Become Aware. Sometimes we need a pattern breaker to change our thought patterns.
Our thoughts are like a song on a record player. If we can notice when it starts skipping, we can bump it into a new groove. When we do this over and over again, it can create a new harmonious tone, and skipping to the past becomes less and less of an issue. We can think the thoughts, but with awareness, you don't have to focus anywhere you don't want to. You will prefer harmony and acceptance over heavy negativity. That is where forgiveness is genuinely created—with the decision that your happiness is more important than being stuck in the vibration of blame, guilt, anger, or hatred.
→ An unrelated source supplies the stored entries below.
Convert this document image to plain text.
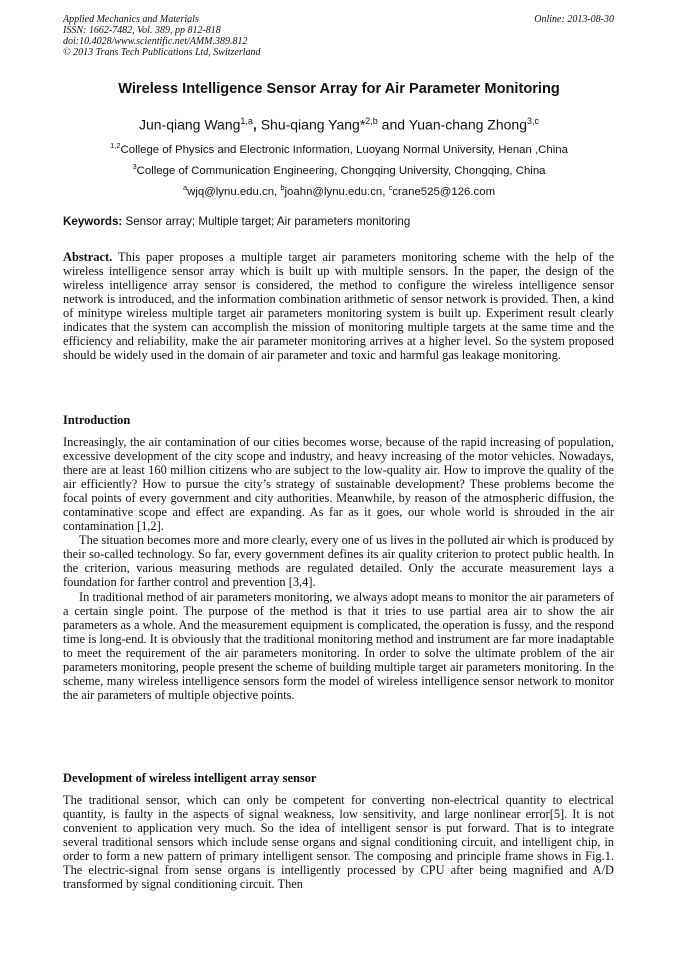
Applied Mechanics and Materials
ISSN: 1662-7482, Vol. 389, pp 812-818
doi:10.4028/www.scientific.net/AMM.389.812
© 2013 Trans Tech Publications Ltd, Switzerland
Online: 2013-08-30
Wireless Intelligence Sensor Array for Air Parameter Monitoring
Jun-qiang Wang$^{1,a}$, Shu-qiang Yang*$^{2,b}$ and Yuan-chang Zhong$^{3,c}$
$^{1,2}$College of Physics and Electronic Information, Luoyang Normal University, Henan ,China
$^3$College of Communication Engineering, Chongqing University, Chongqing, China
$^a$wjq@lynu.edu.cn, $^b$joahn@lynu.edu.cn, $^c$crane525@126.com
Keywords: Sensor array; Multiple target; Air parameters monitoring

Abstract. This paper proposes a multiple target air parameters monitoring scheme with the help of the wireless intelligence sensor array which is built up with multiple sensors. In the paper, the design of the wireless intelligence array sensor is considered, the method to configure the wireless intelligence sensor network is introduced, and the information combination arithmetic of sensor network is provided. Then, a kind of minitype wireless multiple target air parameters monitoring system is built up. Experiment result clearly indicates that the system can accomplish the mission of monitoring multiple targets at the same time and the efficiency and reliability, make the air parameter monitoring arrives at a higher level. So the system proposed should be widely used in the domain of air parameter and toxic and harmful gas leakage monitoring.

Introduction

Increasingly, the air contamination of our cities becomes worse, because of the rapid increasing of population, excessive development of the city scope and industry, and heavy increasing of the motor vehicles. Nowadays, there are at least 160 million citizens who are subject to the low-quality air. How to improve the quality of the air efficiently? How to pursue the city’s strategy of sustainable development? These problems become the focal points of every government and city authorities. Meanwhile, by reason of the atmospheric diffusion, the contaminative scope and effect are expanding. As far as it goes, our whole world is shrouded in the air contamination [1,2].

The situation becomes more and more clearly, every one of us lives in the polluted air which is produced by their so-called technology. So far, every government defines its air quality criterion to protect public health. In the criterion, various measuring methods are regulated detailed. Only the accurate measurement lays a foundation for farther control and prevention [3,4].

In traditional method of air parameters monitoring, we always adopt means to monitor the air parameters of a certain single point. The purpose of the method is that it tries to use partial area air to show the air parameters as a whole. And the measurement equipment is complicated, the operation is fussy, and the respond time is long-end. It is obviously that the traditional monitoring method and instrument are far more inadaptable to meet the requirement of the air parameters monitoring. In order to solve the ultimate problem of the air parameters monitoring, people present the scheme of building multiple target air parameters monitoring. In the scheme, many wireless intelligence sensors form the model of wireless intelligence sensor network to monitor the air parameters of multiple objective points.

Development of wireless intelligent array sensor

The traditional sensor, which can only be competent for converting non-electrical quantity to electrical quantity, is faulty in the aspects of signal weakness, low sensitivity, and large nonlinear error[5]. It is not convenient to application very much. So the idea of intelligent sensor is put forward. That is to integrate several traditional sensors which include sense organs and signal conditioning circuit, and intelligent chip, in order to form a new pattern of primary intelligent sensor. The composing and principle frame shows in Fig.1. The electric-signal from sense organs is intelligently processed by CPU after being magnified and A/D transformed by signal conditioning circuit. Then
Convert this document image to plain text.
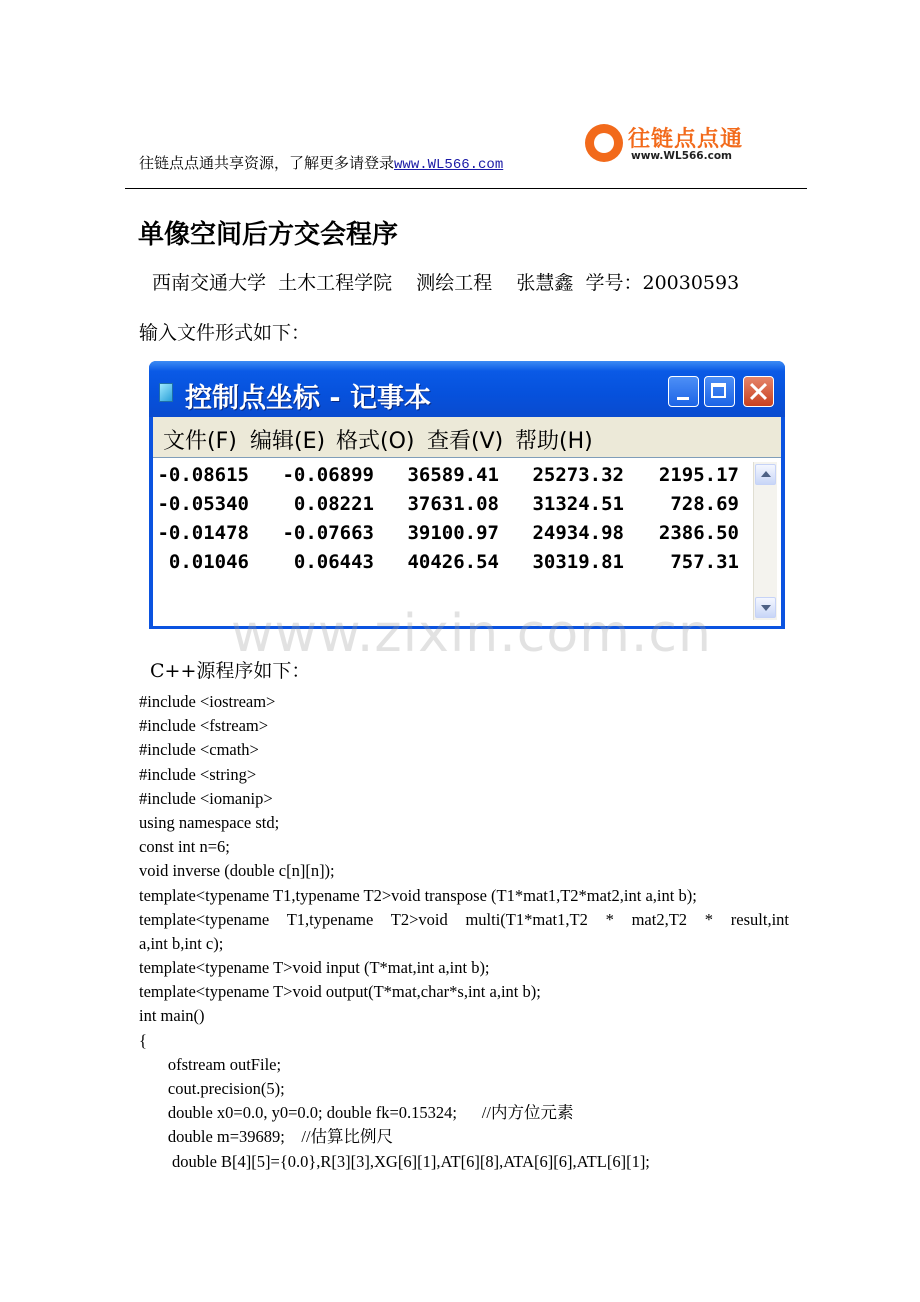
往链点点通共享资源，了解更多请登录www.WL566.com
往链点点通
www.WL566.com
单像空间后方交会程序
西南交通大学  土木工程学院    测绘工程    张慧鑫  学号：20030593
输入文件形式如下：
控制点坐标 - 记事本
文件(F) 编辑(E) 格式(O) 查看(V) 帮助(H)
-0.08615	-0.06899	36589.41	25273.32	2195.17
-0.05340	0.08221	37631.08	31324.51	728.69
-0.01478	-0.07663	39100.97	24934.98	2386.50
0.01046	0.06443	40426.54	30319.81	757.31
www.zixin.com.cn
C++源程序如下：
#include <iostream>
#include <fstream>
#include <cmath>
#include <string>
#include <iomanip>
using namespace std;
const int n=6;
void inverse (double c[n][n]);
template<typename T1,typename T2>void transpose (T1*mat1,T2*mat2,int a,int b);
template<typename T1,typename T2>void multi(T1*mat1,T2 * mat2,T2 * result,int
a,int b,int c);
template<typename T>void input (T*mat,int a,int b);
template<typename T>void output(T*mat,char*s,int a,int b);
int main()
{
ofstream outFile;
cout.precision(5);
double x0=0.0, y0=0.0; double fk=0.15324;      //内方位元素
double m=39689;    //估算比例尺
double B[4][5]={0.0},R[3][3],XG[6][1],AT[6][8],ATA[6][6],ATL[6][1];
You can accept it and choose to release it.
Self-forgiveness: This may be even more challenging than forgiving others. You may be your toughest critic, and you often expect much more of yourself than others expect from you. The opposite of forgiveness is judgment. With awareness that you may be judging “what is”, you can shift into a state of consistent, non-judging grace? Grace for your and other's beautiful imperfections. Expecting perfection from yourself and others sets us up for heartbreak and disappointment every time. We are all constantly on a journey of self-healing and discovery, and sometimes the most growth happens in messy situations of our own making. Take a deep breath. Close your eyes, feel the judgment’s location, and imagine that emotion pouring out of you. By letting go, you shift your organs into higher healing frequencies! What if you approached every connection with that understanding. Approaching life with no expectations. Remembering that you are doing the best you can allows you to approach every encounter with grace and kindness.